RIO DE JANEIRO (Reuters) - Annemiek van Vleuten suffered three fractured vertebrae and a concussion after a horrifying high-speed crash in the Olympic women’s road race on Sunday but the Dutch rider said she will be fine and was more disappointed at missing out on a medal.
Television pictures showed Van Vleuten slamming into the road and a stone kerb after losing control of her bike when leading on the final descent toward Copacabana beach with around 15km of the race remaining.
She was taken to hospital and put in intensive care, with some who saw the accident fearing the 33-year-old may have suffered more severe injuries.
“I am now in the hospital with some injuries and fractures, but will be fine,” Van Vleuten said on Twitter.
“Most of all super disappointed after best race of my career.”
Other riders were quick to offer their support.
Australian Gracie Elvin, who also rides for the Orica team along with Van Vleuten, said she could have been killed.
“I’m still concerned right now but from what we’ve heard she’s ok,” Elvin said on Twitter.
“She’s super tough.”
It is not the first time Van Vleuten has suffered serious injuries after a crash.
Last year she was left with three broken ribs, a broken collarbone and a collapsed lung following a training accident with a car in Italy.

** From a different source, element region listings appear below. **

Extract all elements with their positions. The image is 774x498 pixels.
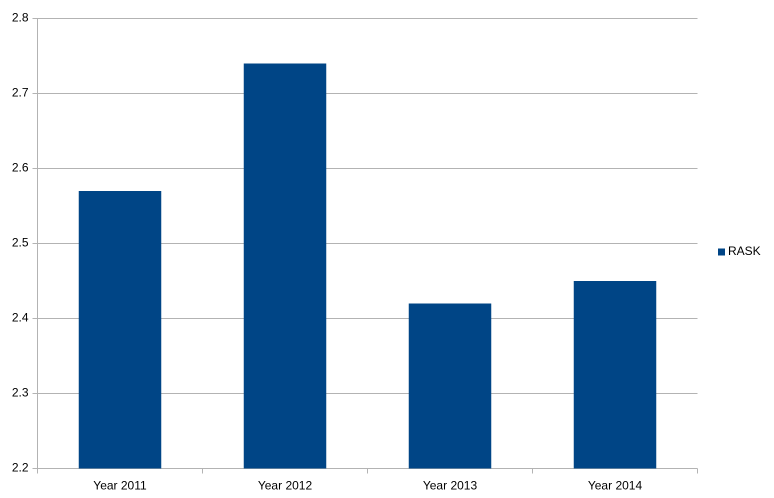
y-tick-label: 2.8: [12, 11, 29, 25]
bar: [408, 303, 492, 469]
legend-label: RASK: [728, 244, 761, 258]
bar: [573, 281, 657, 469]
x-tick-label: Year 2013: [423, 479, 478, 493]
x-tick-label: Year 2012: [258, 479, 313, 493]
x-tick-label: Year 2014: [588, 479, 643, 493]
y-tick-label: 2.7: [12, 86, 29, 100]
bar: [243, 63, 327, 469]
y-tick-label: 2.2: [12, 461, 29, 475]
y-tick-label: 2.3: [12, 386, 29, 400]
legend-swatch: [718, 248, 725, 256]
y-tick-label: 2.4: [12, 311, 29, 325]
y-tick-label: 2.6: [12, 161, 29, 175]
x-tick-label: Year 2011: [93, 479, 147, 493]
y-tick-label: 2.5: [12, 236, 29, 250]
bar: [78, 191, 162, 469]
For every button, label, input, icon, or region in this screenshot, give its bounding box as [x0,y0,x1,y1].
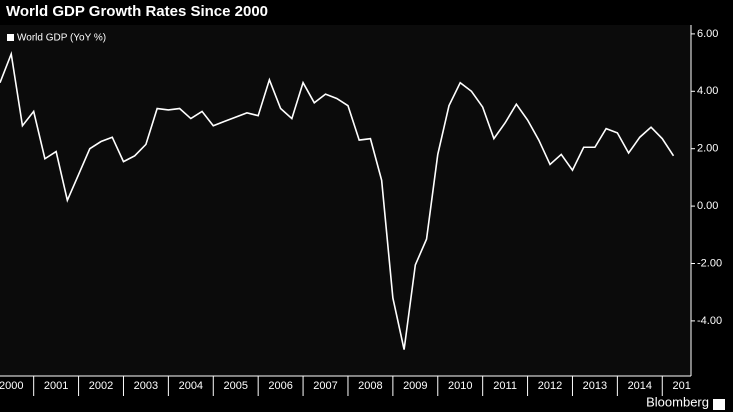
y-tick-label: 6.00 [697,28,718,40]
x-tick-label: 2004 [179,380,203,392]
x-tick-label: 2007 [313,380,337,392]
y-tick-label: -4.00 [697,315,722,327]
legend-label: World GDP (YoY %) [17,33,106,44]
logo-icon [713,399,725,410]
y-tick-label: 2.00 [697,143,718,155]
x-tick-label: 2012 [538,380,562,392]
x-tick-label: 2009 [403,380,427,392]
x-tick-label: 2005 [223,380,247,392]
series-line [0,50,675,350]
chart-title: World GDP Growth Rates Since 2000 [6,3,268,20]
source: Bloomberg [646,394,709,409]
plot-area [0,25,691,376]
x-tick-label: 2001 [44,380,68,392]
x-tick-label: 2000 [0,380,23,392]
x-tick-label: 2008 [358,380,382,392]
legend-swatch [7,34,14,41]
x-labels: 2000 2001 2002 2003 2004 2005 2006 2007 2008 2009… [0,380,696,392]
x-tick-label: 2015 [672,380,696,392]
x-tick-label: 2013 [583,380,607,392]
y-tick-label: -2.00 [697,257,722,269]
x-tick-label: 2006 [268,380,292,392]
x-tick-label: 2011 [493,380,517,392]
y-tick-label: 0.00 [697,200,718,212]
y-tick-label: 4.00 [697,85,718,97]
x-tick-label: 2002 [89,380,113,392]
x-tick-label: 2003 [134,380,158,392]
x-tick-label: 2014 [628,380,652,392]
x-tick-label: 2010 [448,380,472,392]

The Rio course, particularly the Vista Chinesa descent where Vincenzo Nibali crashed and broke both collarbones on Saturday, has come under fire.
The sport’s governing body (UCI) issued a statement saying Van Vleuten’s was “in stable condition at the intensive care of a Rio de Janeiro hospital”.
The Dutch team’s chief medical officer Cees Rein van den Hoogenband said: “Annemiek went through a total CT scan and is stable now. She suffers from a heavy concussion but there were no further abnormalities seen on the scan.
“She will stay in intensive care for the next 24 hours. She is fully conscious and her reactions are adequate.”
Van Vleuten’s compatriot Anna van der Breggen won the women’s race.
“Of course if you are riding out front, then maybe you take too much risk, I don’t know,” she said.
“It’s still a bike race and anything can happen, so maybe it’s just bad luck that happened to her.”
On Saturday Nibali was also leading the men’s race when he crashed on the same section of road.